The European directive NIS2 extends cybersecurity obligations to a much broader range of companies, including SMEs and service providers that were previously not concerned. It imposes enhanced oversight of critical providers, incident notification obligations, and direct responsibility for executives in the IT subcontracting chain.
For the financial sector, the DORA regulation goes even further. It requires a mapping of dependencies on IT providers, regular resilience testing, and specific contractual clauses governing cloud and outsourcing services.
In practice, this means that outsourcing IT management without integrating these requirements into the specifications exposes the company to sanctions, as well as operational failures during an incident. The provider must demonstrate compliance, and the client company must be able to audit it.
Verification Points Before Signing
Compliance cannot be verified with a simple declaration from the provider. We observe that the best-protected companies require three concrete proofs: a recent security audit report, a documented incident management policy with notification SLAs, and proof of data encryption at rest and in transit.
The executive’s responsibility cannot be delegated with the outsourcing contract. Even in the case of total outsourcing, governance of compliance remains within the company’s scope.
IT Co-sourcing: Maintaining Governance While Outsourcing Operations
Total outsourcing of the information system has shown its limits. The loss of internal skills, the gap between business priorities and those of the provider, and the difficulty in managing cross-functional projects have pushed many companies toward a hybrid model.
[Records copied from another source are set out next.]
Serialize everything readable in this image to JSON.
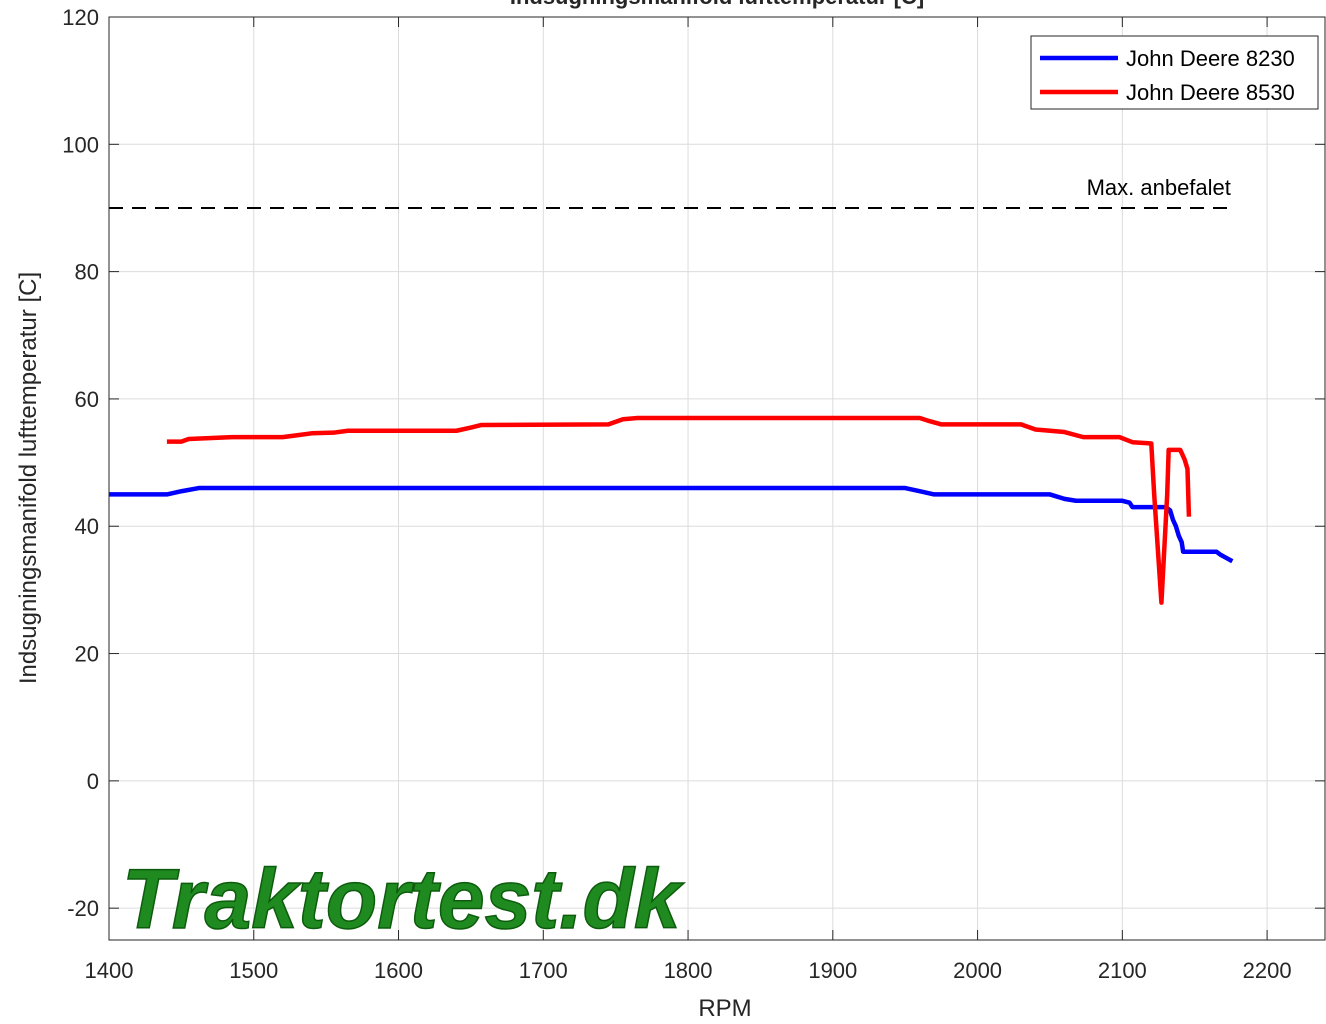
{
  "chart_data": {
    "type": "line",
    "title": "Indsugningsmanifold lufttemperatur [C]",
    "xlabel": "RPM",
    "ylabel": "Indsugningsmanifold lufttemperatur [C]",
    "watermark": "Traktortest.dk",
    "xlim": [
      1400,
      2240
    ],
    "xticks": [
      1400,
      1500,
      1600,
      1700,
      1800,
      1900,
      2000,
      2100,
      2200
    ],
    "ylim": [
      -25,
      120
    ],
    "yticks": [
      -20,
      0,
      20,
      40,
      60,
      80,
      100,
      120
    ],
    "grid": true,
    "legend": "upper right",
    "reference_line": {
      "label": "Max. anbefalet",
      "value": 90,
      "x": [
        1400,
        2175
      ],
      "color": "#000000"
    },
    "series": [
      {
        "name": "John Deere 8230",
        "color": "#0000ff",
        "x": [
          1400,
          1440,
          1450,
          1462,
          1950,
          1960,
          1970,
          2050,
          2060,
          2068,
          2100,
          2105,
          2107,
          2130,
          2133,
          2135,
          2137,
          2139,
          2141,
          2142,
          2165,
          2168,
          2172,
          2176
        ],
        "values": [
          45,
          45,
          45.5,
          46,
          46,
          45.5,
          45,
          45,
          44.3,
          44,
          44,
          43.7,
          43,
          43,
          42.5,
          41,
          40,
          38.5,
          37.5,
          36,
          36,
          35.5,
          35,
          34.5
        ]
      },
      {
        "name": "John Deere 8530",
        "color": "#ff0000",
        "x": [
          1440,
          1450,
          1455,
          1465,
          1485,
          1520,
          1530,
          1540,
          1555,
          1565,
          1640,
          1650,
          1657,
          1745,
          1755,
          1765,
          1960,
          1967,
          1975,
          2030,
          2040,
          2050,
          2060,
          2073,
          2098,
          2107,
          2120,
          2122,
          2127,
          2131,
          2132,
          2140,
          2143,
          2145,
          2146
        ],
        "values": [
          53.3,
          53.3,
          53.7,
          53.8,
          54,
          54,
          54.3,
          54.6,
          54.7,
          55,
          55,
          55.5,
          55.9,
          56,
          56.8,
          57,
          57,
          56.5,
          56,
          56,
          55.2,
          55,
          54.8,
          54,
          54,
          53.2,
          53,
          45,
          28,
          45,
          52,
          52,
          50.5,
          49,
          41.5
        ]
      }
    ]
  }
}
Co-sourcing involves retaining governance, architecture, and security functions internally while entrusting daily operations, user support, and certain infrastructure projects to an external provider. This division allows for maintaining strategic control of the IT system without bearing the full operational burden.

Typical Distribution of Responsibilities
| Function | Internal | Provider |
|---|---|---|
| Architecture and urbanization of the IT system | Yes | No |
| Security and compliance policy | Yes | Advisory |
| User support N1/N2 | No | Yes |
| Server and network management | No | Yes |
| Management of business projects | Yes | Occasional support |
This model works as long as the interfaces between teams are precisely defined. A monthly steering committee with shared indicators remains the most reliable mechanism to avoid gray areas. The provider reports on technical metrics (availability rate, resolution time), while the internal team arbitrates priorities and validates changes.
Criteria for Selecting an Outsourcing Provider: Beyond Price
The monthly rate per position is not enough to compare two IT outsourcing offers. Two providers at the same price can offer radically different service levels on the points that matter in case of an incident.
Discriminating criteria focus on the response capacity outside of business hours, the location of hosted data (France, EU, or outside the EU), and the presence of a dedicated technical contact rather than a simple shared call center. A provider that shares its teams across too many clients mechanically degrades its response times.
Geographical proximity remains an underestimated factor. For on-site interventions (hardware failure, cabling, workstation deployment), a local provider significantly reduces intervention times compared to a centralized national player.
Outsourcing IT management works when the contract reflects operational reality and not just a commercial promise. Testing reversibility, verifying regulatory compliance, choosing the right governance model: these three decisions made upfront determine the quality of the relationship throughout the contract duration.